Apple pie knows no seasons and that is exactly why I don’t wait around for Fall every year to enjoy it. I wanted to share something a little different that still embodies everything I love about traditional apple pie. Today’s apple crumble pie:

Has a buttery, flaky crust.

Has a rich apple filling that’s juicy, compact, sweet, and cinnamon-spiced.

Is topped with a brown-sugary, buttery, toasty walnut crumble.

Is the perfect spot for vanilla ice cream.

Ingredients

The pastry

  • Flour -100gms
  • Butter- 50gms
  • Water- 2tbsp

Filling

  • Apples – 04no
  • Cinnamon – 1tsp
  • Lemon Juice – 1tbsp
  • Breakfast Sugar – 1tbsp

Crumble

  • Butter(melted) – 75gms
  • Flour – 95gms
  • Brown Sugar- 95gms
  • Walnuts(chopped) – 95gms
  • Cinnamon – 1tsp

Method

  1. In a small bowl mix together flour, butter and water until a smooth dough.
  2. wrap the dough in cling film and chill for an hour.
  3. Meanwhile, Mix together thinly sliced apples, cinnamon, sugar and lemon together.
  4. roll out the down into 1/4 inch thick sheet
  5. Line the pie pan with oil and put in the pie dough
  6. Fill the apple pie filling in the pie.
  7. In a bowl mix together butter, flour, brown sugar walnut and cinnamon.
  8. Mix together until a homogenous mixture forms
  9. Top te filled pie with the crumble.
  10. Bake in an 180°C for an hour
  11. Slice and serve with Vanilla ice-cream and caramel sauce.

Lemon Curd Pavlova

Pavlova is a meringue-based dessert named after the Russian ballerina Anna Pavlova.
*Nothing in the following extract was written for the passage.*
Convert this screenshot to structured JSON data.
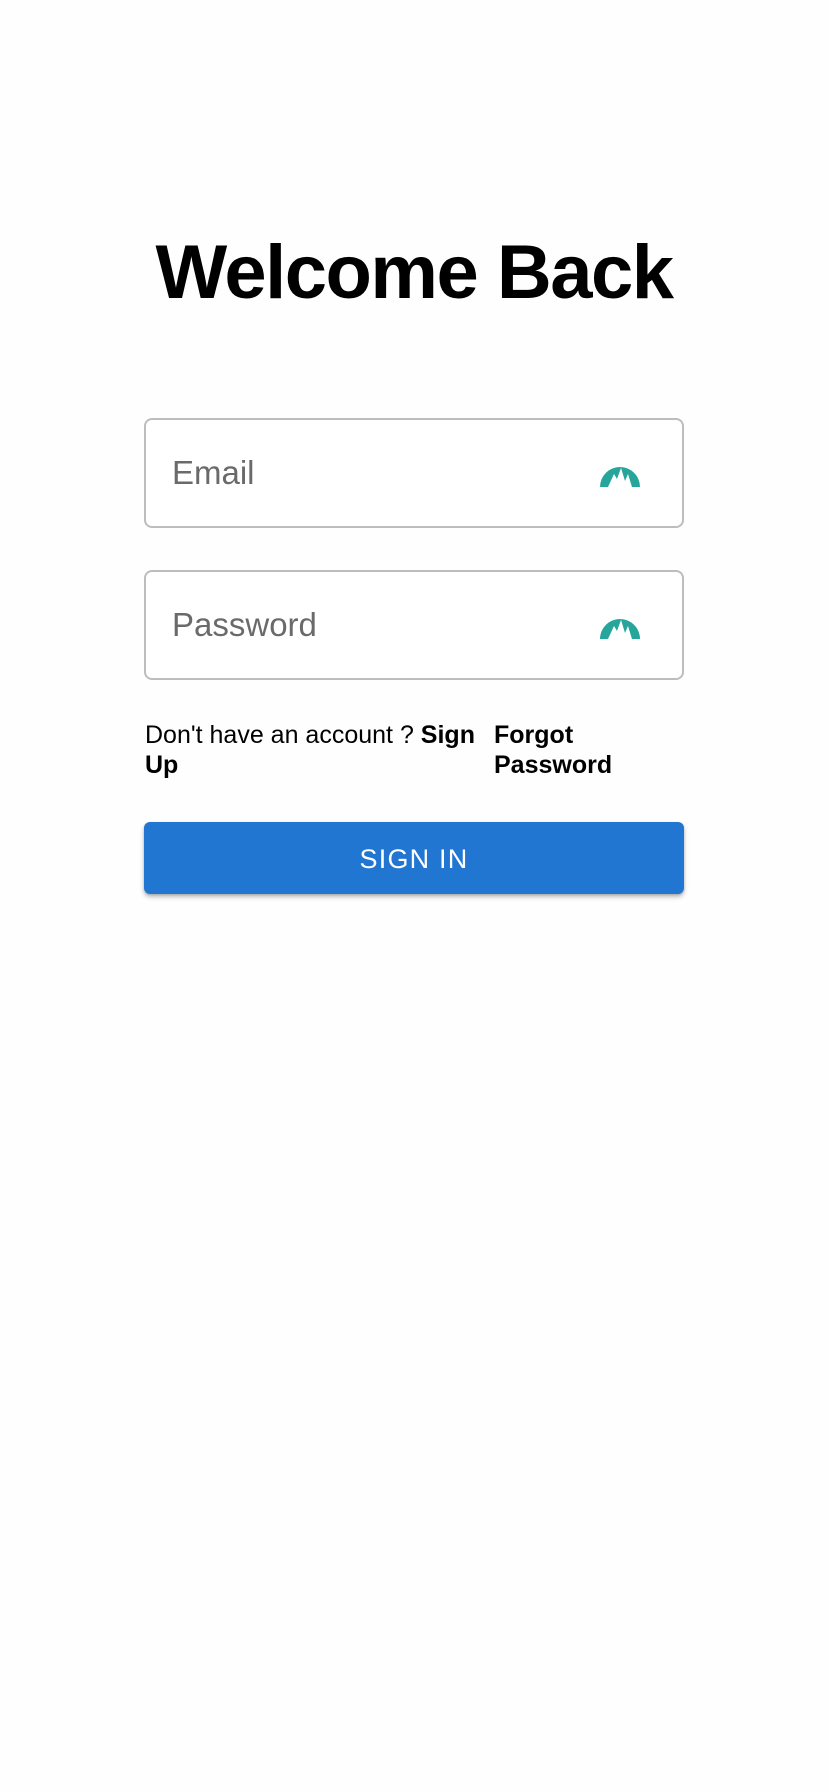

It has a crisp crust and soft, light inside, usually topped with fruit and whipped cream, Mine being topped with lemon curd, meringue shards, crumb and whipped cream.

This a recipe inspired by the chef Nigella Lawson but given a few touches

Ingredients

  • Pavalova
  1. 4 egg whites
  2. 240gms castor sugar
  3. 1tsp vinegar
  4. 2 tsp vanilla
  5. 1 zest of lemon
  • Meringue Shards
  1. 2 egg whites
  2. 90gms sugar
  • Lemon Curd
  1. 4 egg yolks
  2. 134gms sugar
  3. 1 Tablespoon lemon zest 
  4. 80ml(1/3 cup) fresh lemon juice
  5. 1/8 teaspoon salt
  6. 86g(6 tbsp.) unsalted butter, softened to room temperature
  • Lemon Crumb
  1. 90gms flour
  2. 40gms sugar
  3. 05gms lemon juice
  4. 30gms cold butter cubed
  • Extra Ingredients
  1. Whipped Cream
  2. Mint
  3. Blueberries/Raspberries

Method

Heat your oven to 180 degree Celsius

  1. Pavlova:- In a bowl add 4 egg whites, lemon zest and vinegar together beat until soft peaks, slowly add in the sugar beating till a hard peak. using a spoon dollop the meringue mixture onto a lined baking tray leaving a small dip in the center for the filling.
  2. Meringue Shards:- In a bowl add 2 egg whites and beat until soft peaks add in the sugar slowly until hard peak smooth onto a lined baking tray in a thin layer.
  3. Bake the pavlova and meringue shards at 90 degree reducing the oven temperature after closing the door of the oven. Bake the meringue shards for 45 minutes and meringues for 90 minutes until the outside is crispy.
  4. Lemon Curd:- Oven a double boiler heat together the egg yolk, sugar, lemon zest and juice until a thick custard like consistency, slowly add in the butter until melted. Remove off heat and cover with food safe plastic, touching the custard so a skin doesn’t form. Allow to cool.
  5. Lemon Crumb:- In a small bowl mix together flour, sugar, lemon juice and butter and mix with hands until a breadcrumb like texture forms. Bake in the oven at 180 till a golden brown color approx. 15-20 minutes.

Assembly

  • Place the crumb in the center of the plate
  • Place the baked and cooled pavlova on top of the crumb
  • Add about 3-4 tbsps. of lemon curd in the center dip
  • Top with blueberries whipped cream, meringue shards and fresh mint.